The Whig population went into melt down. Uprising and Revolts began to show themselves in mass demonstrations in all major cities, there was even a call to bear arms against the Conservative Government.
So the King asked for the Conservatives to abstain in the Lords so that the Whig Reforms would go through, because if it did not, the rebellion would lead to complete revolution. They eventually caved to the pressure.
Following this The Kings health went down hill rapidly. He looked set to die, but had vowed that he would live long enough for Victoria to come of age so she may be his Heir, because he had no Dependants, and if he died before she reached 18 years of age, it would be her Mother who would effectively rule for her until she was old enough...and William did not get along with Victorias mother. He died, twenty three days after Victorias 18th Birthday.
Queen Victoria found herself to begin with, somewhat out of her depth, being a Female in a Male dominated Parliament, but the Prime Minister took her under his wing. They were both of the Whig inclination. Infact Victoria was quite a radical Whig, and when the Conservatives came round to try and rule again, Victoria made it as difficult as she possibly could for them. She was so terribly partisan, they decided she had to be married off as quickly as possible so that the Male influence in her life could listen to reason.

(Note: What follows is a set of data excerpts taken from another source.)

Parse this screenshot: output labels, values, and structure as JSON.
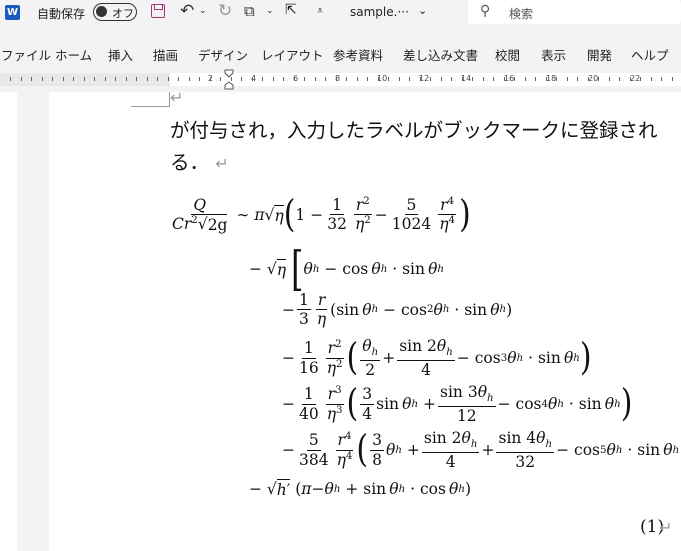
{
  "titlebar": {
    "logo": "W",
    "autosave_label": "自動保存",
    "toggle_label": "オフ",
    "file_name": "sample.···",
    "search_placeholder": "検索",
    "icons": [
      "word-logo-icon",
      "save-icon",
      "undo-icon",
      "redo-icon",
      "shape-icon",
      "pointer-icon",
      "customize-qat-icon",
      "chevron-down-icon",
      "search-icon"
    ]
  },
  "ribbon": {
    "tabs": [
      "ファイル",
      "ホーム",
      "挿入",
      "描画",
      "デザイン",
      "レイアウト",
      "参考資料",
      "差し込み文書",
      "校閲",
      "表示",
      "開発",
      "ヘルプ"
    ]
  },
  "ruler": {
    "labels": [
      "2",
      "4",
      "6",
      "8",
      "10",
      "12",
      "14",
      "16",
      "18",
      "20",
      "22"
    ]
  },
  "document": {
    "line1": "が付与され，入力したラベルがブックマークに登録され",
    "line2": "る．",
    "equation_number": "(1)"
  }
}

Thankfully, it was love at first sight. Victoria had met Albert, a Prince from a small area of Germany, they got along famously. He was quite the Modernist, believing in science, logic, reason, and progress. He would be good for her. Victoria wasnt in any hurry to marry...but couldnt help herself. :laugh:
Victoria and Albert were technically speaking like rabbits. They just wouldnt leave each other alone. EIGHT children in rather quick succession appeared very quickly after they were married.
It was a Union made of opposites. The Emotional Woman, met the Rational Man, and with her constantly having children, and suffering from terrible post natal depression. Albert began to be the dominant of the relationship. He had absolutely no worries about telling her exactly what he thought of her displays of emotion. He changed her from fiery Domanant into submissive housewife practically.
But there was another contradiction, whilst she was Whig, Albert had alliances with the Conservatives because they were far more into industrialization which was sweeping the landscape at the time. As the Industrial Revolution occured, Prince Albert could think of only one thing The Great Exhibition! Which was a huge showcase of English industry. It was a long and stressfull process, with lots of people against the idea. But finally it happened, and it was a Triumph, and international success. But Albert wasnt finished, he then threw himself into rebuilding the Palace of Westminster which had burned down during the reign of King William the Fourth.
All this work took its toll. Albert died very young, and Poor Queen Victoria never got over the loss. Without Albert she was back to her dominant self...except it was not the previous fire of a young woman...but the depressive and moody stuborness of a middleaged woman, who had lost the better part of herself.
Queen Victorias Children she decreed, would reign with Alberts Surname. The House of Hanover closed upon her death.